Em janeiro deste ano, a PMJP conseguiu resolver um problema histórico da capital paraibana com a entrega de 136 apartamentos para moradores de áreas de risco da comunidade do Timbó.

Aproximadamente 600 pessoas foram beneficiadas pela ação, que além da moradia segura, também contou com obras de infraestrutura, como a pavimentação de ruas e a contenção de encostas, solução para problemas de deslizamento de barreiras e alagamentos. No total, foram investidos R$ 14,5 milhões.

A retirada de famílias de áreas de risco tem sido uma preocupação da prefeitura, que em setembro passado entregou 856 unidades habitacionais no Vale das Palmeiras, no Cristo Redentor. Foram investidos R$34 milhões para que as famílias ganhassem uma moradia segura.

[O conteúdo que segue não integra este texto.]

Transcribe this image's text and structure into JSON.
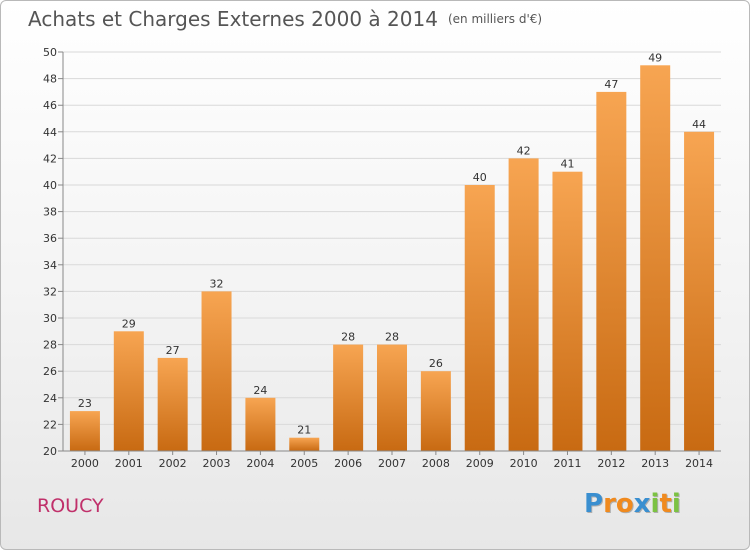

Em junho passado, foi a vez de 45 famílias ganharem novas residências e deixarem a área de risco onde viviam na comunidade Gadanho, em Tambiá. Cerca de 200 pessoas foram beneficiadas. Contemplando obras de infraestrutura no local, a ação foi orçada em R$ 1 milhão, custeados com recursos próprios e do Programa de Subsídio Habitacional de Interesse Social (PSH) do Ministério das Cidades.

As moradias com acessibilidade para pessoas com algum grau de deficiência também são uma preocupação do governo municipal. Em setembro do ano passado, foram entregues, na Ilha do Bispo, 24 moradias adaptadas para pessoas com deficiência. As unidades beneficiaram cerca de 120 pessoas.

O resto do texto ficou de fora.